4/8 Practice Circle: Mindfulness of Mind
I’ve been reading Beth Ann Mulligan’s The Dharma of Modern Mindfulness, which is impressive for the way she uses anecdotes from her secular MBSR course to illustrate basic Buddhist principles. In that spirit, when Practice Circle meets again this Sunday, April 8, at 6 p.m. Pacific, 8 Central and 9 Eastern, we’ll continue our four-part examination of the Four Foundations of Mindfulness with a practice of mindfulness of “citta” a Pali word typically translated as mind or consciousness, but which Mulligan renders as “heart/mind.” I’ve shared an excerpt from Mulligan’s book below.Click here to join our free video conference group Sunday night!

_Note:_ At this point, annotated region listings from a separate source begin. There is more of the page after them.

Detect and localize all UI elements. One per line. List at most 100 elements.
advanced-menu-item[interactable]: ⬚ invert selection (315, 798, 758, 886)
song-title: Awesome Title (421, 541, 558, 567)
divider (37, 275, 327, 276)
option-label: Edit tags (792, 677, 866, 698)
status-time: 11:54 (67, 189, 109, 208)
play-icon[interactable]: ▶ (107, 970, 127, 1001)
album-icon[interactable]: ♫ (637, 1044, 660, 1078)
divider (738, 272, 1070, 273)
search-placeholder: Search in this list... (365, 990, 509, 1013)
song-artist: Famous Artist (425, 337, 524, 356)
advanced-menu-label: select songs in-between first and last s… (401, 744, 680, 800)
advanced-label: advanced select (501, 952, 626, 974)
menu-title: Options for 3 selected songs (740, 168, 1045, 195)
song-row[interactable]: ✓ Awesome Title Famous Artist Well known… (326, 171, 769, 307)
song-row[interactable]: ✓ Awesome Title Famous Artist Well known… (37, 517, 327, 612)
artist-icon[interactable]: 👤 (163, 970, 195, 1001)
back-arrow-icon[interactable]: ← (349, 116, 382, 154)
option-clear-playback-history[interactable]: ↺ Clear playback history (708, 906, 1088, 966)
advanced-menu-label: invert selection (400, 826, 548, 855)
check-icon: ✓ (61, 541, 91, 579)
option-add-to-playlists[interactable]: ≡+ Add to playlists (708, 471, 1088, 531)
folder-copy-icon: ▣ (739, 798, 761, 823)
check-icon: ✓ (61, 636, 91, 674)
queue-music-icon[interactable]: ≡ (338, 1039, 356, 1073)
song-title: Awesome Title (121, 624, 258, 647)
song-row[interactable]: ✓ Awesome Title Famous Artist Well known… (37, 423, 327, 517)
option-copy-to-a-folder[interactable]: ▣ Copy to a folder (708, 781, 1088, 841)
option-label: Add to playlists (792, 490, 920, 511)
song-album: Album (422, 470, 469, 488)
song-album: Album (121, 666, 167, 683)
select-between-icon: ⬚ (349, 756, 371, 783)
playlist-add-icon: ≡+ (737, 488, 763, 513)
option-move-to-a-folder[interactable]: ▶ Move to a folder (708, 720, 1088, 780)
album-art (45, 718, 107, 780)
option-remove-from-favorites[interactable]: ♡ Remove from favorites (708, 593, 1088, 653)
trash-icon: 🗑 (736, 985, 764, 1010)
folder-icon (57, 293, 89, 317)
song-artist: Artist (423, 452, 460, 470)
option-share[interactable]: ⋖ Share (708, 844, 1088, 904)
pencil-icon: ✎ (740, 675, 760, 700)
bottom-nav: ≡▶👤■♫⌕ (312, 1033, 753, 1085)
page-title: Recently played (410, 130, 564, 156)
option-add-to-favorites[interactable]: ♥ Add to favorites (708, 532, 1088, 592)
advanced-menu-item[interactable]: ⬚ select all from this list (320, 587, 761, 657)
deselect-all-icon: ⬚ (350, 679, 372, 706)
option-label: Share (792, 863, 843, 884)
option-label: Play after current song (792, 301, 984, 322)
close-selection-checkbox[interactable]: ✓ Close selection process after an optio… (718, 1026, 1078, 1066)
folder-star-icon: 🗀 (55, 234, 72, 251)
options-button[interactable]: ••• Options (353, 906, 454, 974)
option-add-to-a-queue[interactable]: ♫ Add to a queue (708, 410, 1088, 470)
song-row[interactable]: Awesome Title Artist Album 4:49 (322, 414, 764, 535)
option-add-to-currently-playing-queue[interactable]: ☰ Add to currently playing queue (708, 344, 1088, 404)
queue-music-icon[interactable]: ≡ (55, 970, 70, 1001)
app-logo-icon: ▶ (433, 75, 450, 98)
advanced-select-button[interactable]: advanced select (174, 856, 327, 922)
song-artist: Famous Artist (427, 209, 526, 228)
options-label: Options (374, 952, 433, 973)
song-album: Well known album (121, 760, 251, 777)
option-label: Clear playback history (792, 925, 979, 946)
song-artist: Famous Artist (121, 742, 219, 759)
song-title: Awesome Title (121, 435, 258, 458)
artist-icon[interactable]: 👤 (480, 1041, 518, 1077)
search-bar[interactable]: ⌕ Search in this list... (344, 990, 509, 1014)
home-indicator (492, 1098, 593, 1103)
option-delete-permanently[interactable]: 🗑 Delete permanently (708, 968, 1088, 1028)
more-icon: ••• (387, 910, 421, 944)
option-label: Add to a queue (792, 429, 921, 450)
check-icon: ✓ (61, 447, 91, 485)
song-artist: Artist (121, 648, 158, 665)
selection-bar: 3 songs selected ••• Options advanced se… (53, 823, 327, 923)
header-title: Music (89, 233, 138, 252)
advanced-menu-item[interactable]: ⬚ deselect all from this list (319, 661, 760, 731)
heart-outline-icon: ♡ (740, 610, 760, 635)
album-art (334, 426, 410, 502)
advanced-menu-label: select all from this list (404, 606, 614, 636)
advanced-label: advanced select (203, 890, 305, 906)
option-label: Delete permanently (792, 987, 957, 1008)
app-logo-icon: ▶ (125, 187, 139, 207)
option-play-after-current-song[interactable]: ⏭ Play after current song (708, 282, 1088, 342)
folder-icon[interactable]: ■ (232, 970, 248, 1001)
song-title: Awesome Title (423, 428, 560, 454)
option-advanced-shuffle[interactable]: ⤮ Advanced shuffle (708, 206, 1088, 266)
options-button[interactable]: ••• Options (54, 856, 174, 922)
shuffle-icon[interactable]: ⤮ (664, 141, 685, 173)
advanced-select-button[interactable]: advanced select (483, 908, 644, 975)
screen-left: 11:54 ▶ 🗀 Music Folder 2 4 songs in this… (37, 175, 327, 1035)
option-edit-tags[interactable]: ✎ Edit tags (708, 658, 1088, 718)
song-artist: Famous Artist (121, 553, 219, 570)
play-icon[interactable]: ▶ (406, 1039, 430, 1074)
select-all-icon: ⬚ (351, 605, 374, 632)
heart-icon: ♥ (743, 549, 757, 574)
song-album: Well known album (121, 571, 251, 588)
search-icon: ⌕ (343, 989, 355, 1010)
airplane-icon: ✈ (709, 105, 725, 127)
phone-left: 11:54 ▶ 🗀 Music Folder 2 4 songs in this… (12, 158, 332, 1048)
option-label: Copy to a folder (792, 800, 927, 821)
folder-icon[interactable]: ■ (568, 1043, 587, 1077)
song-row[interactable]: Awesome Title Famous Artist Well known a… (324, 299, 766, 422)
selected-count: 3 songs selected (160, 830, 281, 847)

The Third Foundation of Mindfulness–Mindfulness of Mind
The Third Foundation of Mindfulness is Mindfulness of Mind. Here we really need to pay attention to what in the Buddha’s time time was meant by the Pali term citta, lest you think it has only to do with the thing inside your skull. To establish mindfulness of citta, we’re practicing awareness of mental states, including emotions and the connections between mental states and emotions.
The Buddha is very specific in his instructions. For example, he asks that we know “an angry mind to be angry and a mind without anger to be without anger, a contracted mind to be contracted and a distracted mind to be distracted, a great mind to be great and a narrow mind to be narrow.” The list is quite extensive. He really wants us to get curious and familiar with these diverse mind states.
I so appreciate the matter-of-factness he brings to this. There is no judgement, just a vivid list of the myriad ways the mind states simply are from time to time, another naming of the human condition which welcomes us all. . . .
By this point in the [MBSR] program, people in the class are beginning to know something about their states of mind and the mind-body connection. Eileen, for instance, anticipated a certain interaction in the principal’s office, she has some thought about this, and she knows she has these thoughts and that they affect her body because she is able to describe it to us. She is aware of what her mind is doing. She’s not alone. In the sitting meditation, many people were aware of their thoughts. This means they are not completely lost in them . . . .
Sustained attention and turning toward experiences are what make consciousness of this truth possible. We come to see that every sensation, every thought, arises and disappears. Here we see the teaching on impermanence again. While the realization that all things change can sometimes be challenging, it can also offer us great freedom. I invite you to see how bringing awareness to the truth of impermanence functions in your life and how it may offer you this taste of liberation from time to time.